Twitterでも言いましたが、個人的に今季のウェストハムが躍進を遂げるにはGKがキーマンだと思います。特にアレオラ。もちろんシュートストップというGKとして最も大事な役割はあります。その点に限ってはウェストハムのGK陣はとても優秀です。ですが、あまり足元でのプレーは好まず、前から圧をかけられたときに上手く対処が出来ないのが懸念点です。ウェストハムは中盤のプレッシングから縦に速い攻撃で相手を仕留めるのが主軸なので正直ここは省略できる部分ではありますが、攻撃の幅を広げるにはやはりここに注視しなければなりません。

相手が1トップなら2枚、2トップなら3枚、と原則は相手の前線のプレッシングの人数+1で数的有利を作り出して前進するきっかけを作るのがビルドアップの基本ですが、ドリブルで持ち運んだり精度の良いフィードを蹴り分けられるCBが増え、あまりDFラインでも時間を与えるのは良くないとビルドアップの枚数と前線のプレッシング人数をピッタリ合わせ、しっかり圧をかけに行くのが基本になってきています。その際にGKがどれだけビルドアップに参加し、数的優位を保つことが出来るのかが相手のプレスを回避するカギになります。

ウェストハムのGKはここら辺のスキルはあまり目立たないですが、これからはかなり求められるかもしれません。
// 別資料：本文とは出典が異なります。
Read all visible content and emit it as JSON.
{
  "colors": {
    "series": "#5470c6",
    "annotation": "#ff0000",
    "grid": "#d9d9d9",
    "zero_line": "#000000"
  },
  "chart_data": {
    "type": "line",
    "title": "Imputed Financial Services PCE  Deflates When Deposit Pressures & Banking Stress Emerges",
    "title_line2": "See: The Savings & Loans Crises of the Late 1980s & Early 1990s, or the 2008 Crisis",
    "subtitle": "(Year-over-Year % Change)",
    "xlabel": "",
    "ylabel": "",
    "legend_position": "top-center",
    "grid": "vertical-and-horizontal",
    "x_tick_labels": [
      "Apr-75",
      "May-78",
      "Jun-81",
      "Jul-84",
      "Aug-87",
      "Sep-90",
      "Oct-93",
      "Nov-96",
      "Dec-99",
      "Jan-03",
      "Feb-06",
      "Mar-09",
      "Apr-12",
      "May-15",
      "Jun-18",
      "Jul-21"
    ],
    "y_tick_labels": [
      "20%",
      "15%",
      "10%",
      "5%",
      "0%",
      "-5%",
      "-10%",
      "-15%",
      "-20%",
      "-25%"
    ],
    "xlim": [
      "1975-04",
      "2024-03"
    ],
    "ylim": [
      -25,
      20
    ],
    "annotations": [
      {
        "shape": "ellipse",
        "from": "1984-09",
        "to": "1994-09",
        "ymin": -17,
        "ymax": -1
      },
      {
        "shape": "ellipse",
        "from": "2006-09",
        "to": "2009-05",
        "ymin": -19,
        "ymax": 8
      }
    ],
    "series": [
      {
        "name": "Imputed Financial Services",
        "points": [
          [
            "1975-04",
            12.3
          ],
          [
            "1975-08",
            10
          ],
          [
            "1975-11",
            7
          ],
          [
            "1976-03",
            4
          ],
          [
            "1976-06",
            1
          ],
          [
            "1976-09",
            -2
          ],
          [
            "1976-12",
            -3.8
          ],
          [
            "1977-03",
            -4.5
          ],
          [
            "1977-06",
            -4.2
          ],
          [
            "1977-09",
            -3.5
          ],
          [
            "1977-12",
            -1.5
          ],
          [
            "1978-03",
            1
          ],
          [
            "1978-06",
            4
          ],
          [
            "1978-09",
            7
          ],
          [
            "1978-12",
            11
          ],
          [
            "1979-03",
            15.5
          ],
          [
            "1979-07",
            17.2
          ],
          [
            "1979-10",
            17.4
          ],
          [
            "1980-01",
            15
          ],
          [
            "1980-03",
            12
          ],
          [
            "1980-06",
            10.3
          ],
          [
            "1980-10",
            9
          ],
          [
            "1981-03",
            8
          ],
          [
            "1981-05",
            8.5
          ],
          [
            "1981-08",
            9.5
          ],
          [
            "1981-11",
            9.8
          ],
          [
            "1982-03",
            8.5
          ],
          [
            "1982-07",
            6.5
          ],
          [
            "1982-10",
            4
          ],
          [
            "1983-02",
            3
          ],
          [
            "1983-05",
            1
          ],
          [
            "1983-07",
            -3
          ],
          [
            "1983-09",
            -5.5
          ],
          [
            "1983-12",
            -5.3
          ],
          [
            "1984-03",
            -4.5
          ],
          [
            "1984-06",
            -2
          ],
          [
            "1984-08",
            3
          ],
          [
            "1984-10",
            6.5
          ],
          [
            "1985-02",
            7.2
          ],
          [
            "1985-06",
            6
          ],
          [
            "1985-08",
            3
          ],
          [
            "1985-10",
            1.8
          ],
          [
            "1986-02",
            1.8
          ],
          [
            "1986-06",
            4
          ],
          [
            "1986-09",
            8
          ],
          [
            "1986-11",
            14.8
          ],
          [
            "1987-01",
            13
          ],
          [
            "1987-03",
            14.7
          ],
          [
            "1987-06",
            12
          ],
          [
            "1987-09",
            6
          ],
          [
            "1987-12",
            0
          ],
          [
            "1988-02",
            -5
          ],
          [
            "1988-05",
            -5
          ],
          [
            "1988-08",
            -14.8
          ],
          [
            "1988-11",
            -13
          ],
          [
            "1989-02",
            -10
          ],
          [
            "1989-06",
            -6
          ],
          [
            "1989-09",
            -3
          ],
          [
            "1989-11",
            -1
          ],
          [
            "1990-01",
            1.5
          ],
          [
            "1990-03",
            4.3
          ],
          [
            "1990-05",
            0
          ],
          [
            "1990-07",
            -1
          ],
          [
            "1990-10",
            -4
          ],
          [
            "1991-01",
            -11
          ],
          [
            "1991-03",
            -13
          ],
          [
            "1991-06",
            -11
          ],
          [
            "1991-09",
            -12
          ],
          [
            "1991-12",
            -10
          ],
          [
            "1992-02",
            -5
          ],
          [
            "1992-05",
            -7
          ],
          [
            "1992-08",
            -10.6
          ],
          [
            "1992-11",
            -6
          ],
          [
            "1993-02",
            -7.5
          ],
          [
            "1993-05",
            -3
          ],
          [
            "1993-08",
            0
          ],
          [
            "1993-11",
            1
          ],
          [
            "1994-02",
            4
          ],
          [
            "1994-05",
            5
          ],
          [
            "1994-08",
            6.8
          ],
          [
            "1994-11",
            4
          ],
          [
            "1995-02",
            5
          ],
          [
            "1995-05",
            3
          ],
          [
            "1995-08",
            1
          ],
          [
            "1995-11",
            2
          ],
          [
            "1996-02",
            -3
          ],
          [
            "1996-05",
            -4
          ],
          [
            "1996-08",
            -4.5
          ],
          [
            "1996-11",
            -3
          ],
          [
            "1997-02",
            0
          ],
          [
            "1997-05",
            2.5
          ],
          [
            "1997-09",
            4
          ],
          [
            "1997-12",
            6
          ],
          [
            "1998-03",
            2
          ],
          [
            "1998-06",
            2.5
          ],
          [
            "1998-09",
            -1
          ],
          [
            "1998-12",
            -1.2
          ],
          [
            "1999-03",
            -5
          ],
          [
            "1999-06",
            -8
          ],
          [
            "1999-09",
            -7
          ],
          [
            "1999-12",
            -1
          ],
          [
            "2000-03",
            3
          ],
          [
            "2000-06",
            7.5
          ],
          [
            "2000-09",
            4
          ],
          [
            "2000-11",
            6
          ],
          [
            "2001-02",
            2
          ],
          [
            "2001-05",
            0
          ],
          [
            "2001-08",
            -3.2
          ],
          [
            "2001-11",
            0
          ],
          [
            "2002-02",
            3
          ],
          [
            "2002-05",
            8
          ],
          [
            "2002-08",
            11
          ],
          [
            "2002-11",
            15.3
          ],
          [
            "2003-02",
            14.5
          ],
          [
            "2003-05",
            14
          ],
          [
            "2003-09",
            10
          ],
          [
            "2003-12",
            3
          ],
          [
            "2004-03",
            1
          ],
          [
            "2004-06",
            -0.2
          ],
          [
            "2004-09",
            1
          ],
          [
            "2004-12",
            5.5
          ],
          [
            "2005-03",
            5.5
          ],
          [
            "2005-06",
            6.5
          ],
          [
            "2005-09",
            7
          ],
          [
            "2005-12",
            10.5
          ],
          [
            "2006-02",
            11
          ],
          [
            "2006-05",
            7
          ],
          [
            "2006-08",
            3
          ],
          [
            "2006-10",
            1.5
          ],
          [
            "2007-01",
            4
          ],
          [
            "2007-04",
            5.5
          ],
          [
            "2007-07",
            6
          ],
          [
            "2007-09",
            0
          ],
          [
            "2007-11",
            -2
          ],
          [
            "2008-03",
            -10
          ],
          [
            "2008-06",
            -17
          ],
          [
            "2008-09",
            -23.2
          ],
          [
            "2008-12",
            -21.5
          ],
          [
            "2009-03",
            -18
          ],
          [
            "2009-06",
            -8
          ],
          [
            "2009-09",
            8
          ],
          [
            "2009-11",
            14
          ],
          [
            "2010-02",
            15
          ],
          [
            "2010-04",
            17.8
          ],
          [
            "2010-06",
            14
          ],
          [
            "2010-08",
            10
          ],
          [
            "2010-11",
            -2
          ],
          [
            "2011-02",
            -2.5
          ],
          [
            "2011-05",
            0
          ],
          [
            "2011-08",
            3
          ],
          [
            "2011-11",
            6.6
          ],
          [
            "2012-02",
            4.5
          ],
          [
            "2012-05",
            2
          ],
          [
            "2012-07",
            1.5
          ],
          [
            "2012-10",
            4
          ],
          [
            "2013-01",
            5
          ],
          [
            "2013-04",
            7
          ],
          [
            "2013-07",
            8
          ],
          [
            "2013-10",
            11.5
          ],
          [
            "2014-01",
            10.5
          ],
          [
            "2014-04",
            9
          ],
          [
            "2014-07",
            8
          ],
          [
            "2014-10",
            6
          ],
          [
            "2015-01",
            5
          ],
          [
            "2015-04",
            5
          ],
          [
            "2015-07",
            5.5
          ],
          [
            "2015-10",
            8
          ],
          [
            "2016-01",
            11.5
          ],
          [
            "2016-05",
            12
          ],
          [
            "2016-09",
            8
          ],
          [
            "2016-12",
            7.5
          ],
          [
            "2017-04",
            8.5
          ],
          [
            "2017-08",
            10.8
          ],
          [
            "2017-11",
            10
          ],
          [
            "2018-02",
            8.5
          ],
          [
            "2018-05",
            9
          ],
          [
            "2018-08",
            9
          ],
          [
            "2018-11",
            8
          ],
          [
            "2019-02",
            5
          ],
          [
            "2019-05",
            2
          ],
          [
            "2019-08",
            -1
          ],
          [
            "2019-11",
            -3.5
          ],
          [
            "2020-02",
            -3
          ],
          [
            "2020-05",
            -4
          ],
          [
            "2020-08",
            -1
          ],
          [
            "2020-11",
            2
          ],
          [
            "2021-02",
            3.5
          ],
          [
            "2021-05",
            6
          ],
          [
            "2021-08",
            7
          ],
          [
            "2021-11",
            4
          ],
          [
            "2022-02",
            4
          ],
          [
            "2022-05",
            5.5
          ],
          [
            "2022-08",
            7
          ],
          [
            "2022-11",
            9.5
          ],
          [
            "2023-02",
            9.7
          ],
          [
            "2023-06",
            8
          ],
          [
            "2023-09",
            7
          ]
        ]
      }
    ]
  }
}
今までウェストハムのビルドアップは受け手の能力とアントニオのボールキープ次第でしたが、徐々にDFラインから攻撃を始めようとチャレンジが見られ、先日のアタランタ戦でもファビアンスキからまずDFラインからという意識が高かった。まあこれはアントニオのフィットネスを気にしただけかもしれませんが。今のアップテンポな戦い方だけでなく、疲労が溜まって来たときに試合をスローダウンさせて、自分たちの力で試合を展開できるのか。ELに出るので試合数も増えます。怪我で離脱する選手も増えると思います。ウェストハムのここ最近続くこのテーマですが、今季中にもしかしたら?何かしら改善が見られるかもしれませんね。ここら辺は無理せず1歩ずつ改善していけばいいかなと思います。

みなさんのウェストハムのキーマンは誰になると思いますか?是非教えてください。今日はここまで。読んでいただきありがとうございます。ではでは。